Sebuah ciuman kini mendarat di bibirku. Bibir tebalnya menyapu bibirku. Aku dapat merasakan hisapan lembutnya terhadap bibir atasku. Ini benar-benar membuat jantungku terasa ingin lepas. Entah sejak kapan aku sudah berada dibawahnya dengan tanpa busana. Aku tidak menyadari semua yang terjadi. aku seakan terbuai dengan setiap perlakuannya. Beberapa saat kemudian aku merasakan bibirnya sudah tidak lagi menempel pada bibirku. Namun jaeak kami masih begitu dekat.
“Kau siap?” tanyanya meyakinkanku. Entah apa itu maksudnya aku tidak mengerti. Benar. Sejauh ini yang aku tau hanya sebatas ciuman. Aku tidak mengerti tentang hal ini.
“Akh!” aku menjerit saat merasakan ada sesuatu yang masuk bagian kewanitaanku. Ini benar-benar sakit. Aku merasakan ada sesuatu yang sobek di dalam sana. Entah apa itu, tapi ini benar-benar sakit. Air mataku mengalir, aku meringis kesakitan sambil memejamkan mataku kuat-kuat.

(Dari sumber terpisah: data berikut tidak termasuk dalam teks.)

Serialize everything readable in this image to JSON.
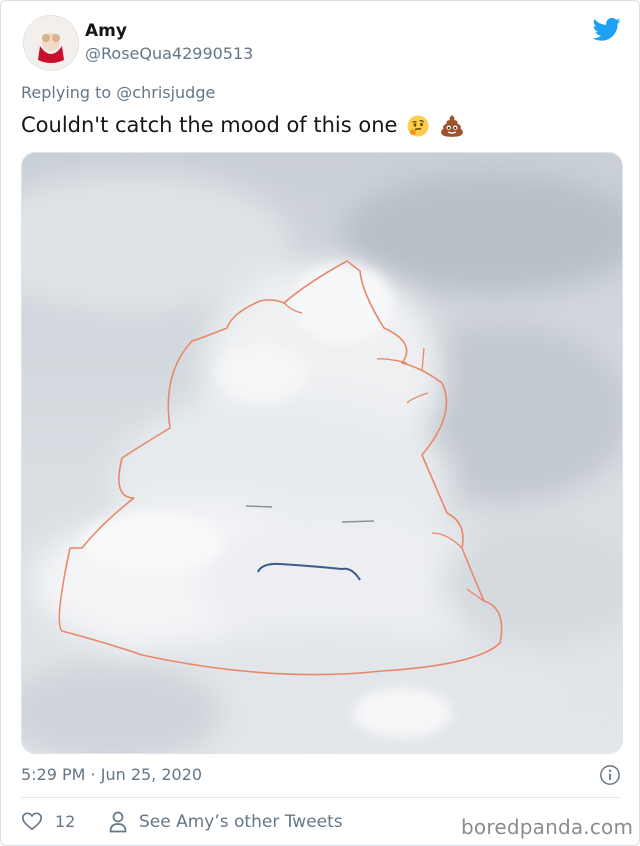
{
  "user": {
    "name": "Amy",
    "handle": "@RoseQua42990513"
  },
  "reply": {
    "prefix": "Replying to",
    "mention": "@chrisjudge"
  },
  "tweet": {
    "text": "Couldn't catch the mood of this one",
    "emojis": [
      "thinking-face",
      "pile-of-poo"
    ],
    "timestamp": "5:29 PM · Jun 25, 2020"
  },
  "actions": {
    "like_count": "12",
    "see_other_label": "See Amy’s other Tweets"
  },
  "watermark": "boredpanda.com",
  "colors": {
    "twitter_blue": "#1da1f2",
    "text_primary": "#14171a",
    "text_secondary": "#657786",
    "drawing_stroke": "#e8886a"
  }
}
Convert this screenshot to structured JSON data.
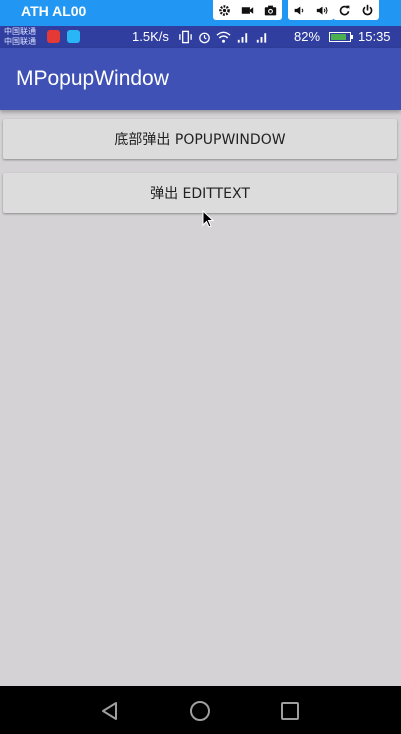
{
  "host": {
    "title": "ATH AL00"
  },
  "status": {
    "carrier_line1": "中国联通",
    "carrier_line2": "中国联通",
    "net_speed": "1.5K/s",
    "battery": "82%",
    "battery_level": 0.82,
    "time": "15:35"
  },
  "app": {
    "title": "MPopupWindow"
  },
  "buttons": {
    "bottom_popup": "底部弹出 POPUPWINDOW",
    "edittext": "弹出 EDITTEXT"
  },
  "colors": {
    "host_bar": "#2196f3",
    "status_bar": "#303f9f",
    "action_bar": "#3f51b5",
    "background": "#d4d2d4",
    "button": "#dcdcdc"
  }
}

“Tahanlah Yeon. Ini hanya sesaat. Percayalah padaku kau akan menikmatinya setelah ini.” suara Jimin tidak terlalu jelas di telingaku. Aku hanya bisa menahan rasa sakit itu. Aku bahkan mencengkeram punggung suamiku untuk melampiaskan rasa sakitku. Ini sangat sakit. Suamiku mencoba meredam rasa sakitku dengan menciumku. Perlahan aku mersakan ia mulai menggerakkan pinggulnya pelan-pelan. Sakit. Sangat sakit. Namun seiring berjalannya waktu rasa sakit itu mulai berkurang dan berubah menjadi suatu kenikmatan yang mebuatku selalu menginginkannya. Hingga akhirnya kami mencapai puncak dari perminan ini. “Aku mencintaimu Yeon.” Dia mencium bibirku singkat dan menaikkan selimut untuk menutupi tubuh telanjang kami yang basah dengan keringat.
“Aku juga Jimin oppa.” Jawabku seraya memeluknya. Ini akan menjadi malam yang takkan terlupakan sepanjang hidupku.

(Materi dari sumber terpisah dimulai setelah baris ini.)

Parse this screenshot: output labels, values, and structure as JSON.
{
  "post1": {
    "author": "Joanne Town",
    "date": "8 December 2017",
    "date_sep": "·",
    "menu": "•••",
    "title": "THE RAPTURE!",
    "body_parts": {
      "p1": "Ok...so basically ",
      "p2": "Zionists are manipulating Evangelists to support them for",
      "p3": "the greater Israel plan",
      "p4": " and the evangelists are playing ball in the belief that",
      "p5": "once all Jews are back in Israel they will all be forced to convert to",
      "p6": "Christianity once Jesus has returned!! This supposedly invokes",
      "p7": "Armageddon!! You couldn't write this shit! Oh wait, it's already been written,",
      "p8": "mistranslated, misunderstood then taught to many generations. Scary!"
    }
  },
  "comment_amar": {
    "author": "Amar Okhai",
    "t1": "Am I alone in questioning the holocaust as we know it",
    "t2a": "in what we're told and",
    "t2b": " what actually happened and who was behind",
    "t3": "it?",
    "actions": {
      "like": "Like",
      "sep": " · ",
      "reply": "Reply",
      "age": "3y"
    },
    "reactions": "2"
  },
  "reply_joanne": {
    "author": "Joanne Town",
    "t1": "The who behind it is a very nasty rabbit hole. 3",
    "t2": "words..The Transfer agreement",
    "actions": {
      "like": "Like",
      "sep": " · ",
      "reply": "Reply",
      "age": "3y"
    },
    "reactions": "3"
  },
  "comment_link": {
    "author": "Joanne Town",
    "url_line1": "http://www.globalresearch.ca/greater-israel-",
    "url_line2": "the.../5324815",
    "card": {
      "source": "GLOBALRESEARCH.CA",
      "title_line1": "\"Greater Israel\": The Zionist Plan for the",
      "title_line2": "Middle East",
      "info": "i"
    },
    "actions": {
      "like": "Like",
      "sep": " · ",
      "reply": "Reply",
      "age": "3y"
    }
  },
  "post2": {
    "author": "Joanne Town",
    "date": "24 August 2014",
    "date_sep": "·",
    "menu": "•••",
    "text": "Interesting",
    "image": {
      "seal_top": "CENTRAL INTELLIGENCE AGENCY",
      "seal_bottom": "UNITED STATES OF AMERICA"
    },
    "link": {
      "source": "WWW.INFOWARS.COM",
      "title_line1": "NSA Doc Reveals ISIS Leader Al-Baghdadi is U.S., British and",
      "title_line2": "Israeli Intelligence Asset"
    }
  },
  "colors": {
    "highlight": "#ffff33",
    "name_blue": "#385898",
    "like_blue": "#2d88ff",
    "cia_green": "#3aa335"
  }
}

Sinar matahari menembus kaca kamar pengantiku hingga membuatku silau. Aku menoleh kesamping kananku. Kosong. Aku mencari Jimin di sekeliling sudut tanpa menggerakkan tubuhku. “Akh!” aku memekik pelan saat aku merasakan sakit yang luar biasa di bagian bawah tubuhku. Aku bahkan lupa kalau saat ini tubuhku hanya ditutupi selimut tebal.
Ceklek
Aku dapat mendengarnya. Suara pintu terbuka dan menampakkan sosok pria tampan yang berotot dan… tampan.

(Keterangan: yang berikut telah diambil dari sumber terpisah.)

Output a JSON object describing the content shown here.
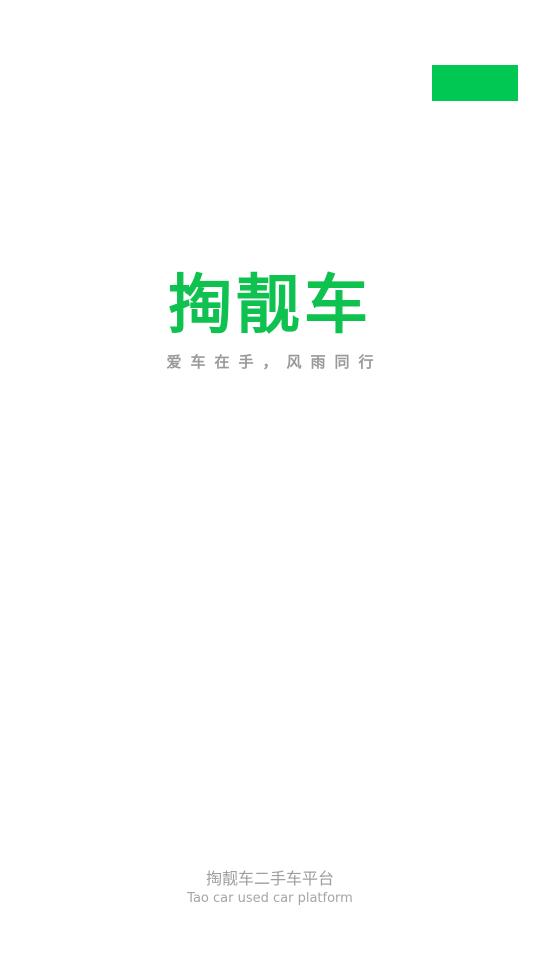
{
  "splash": {
    "skip_label": "",
    "brand_title": "掏靓车",
    "slogan": "爱车在手，风雨同行",
    "footer_cn": "掏靓车二手车平台",
    "footer_en": "Tao car used car platform"
  },
  "colors": {
    "brand_green": "#0fc14f",
    "button_green": "#00c853",
    "muted_text": "#9a9a9a",
    "background": "#ffffff"
  }
}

“Kau sudah bangun? Aku membuatkan sarapan untukmu. Mandilah.” Aku tersenyum saat melihatnya mendekatiku. Sungguh ini seperti mimpi. Namun aku menggeleng saat ia menyuruhku mandi. Bagaimana bisa aku mandi? Berjalan pun rasanya aku tidak mampu. “Kenapa? Kau harus mandi.” Lagi-lagi aku menggeleng. Bagaimana aku mengatakannya? Aku malu. Tidak. Aku tidak boleh malu. Dia suamiku.
“Umm… itu… bekas semalam…” ujarku terputus-putus. Bagaimana aku mengatakannya?
“Oh… masih sakit kah? Baiklah. Aku akan membantumu ke kamar mandi.” Jimin menggendongku! Oh tidak! Pipiku terasa panas saat ia mulai mengangkatku dan membawaku ke toilet. “Panggil aku kalau kau sudah selesai.” Aku hanya mengangguk menurutinya.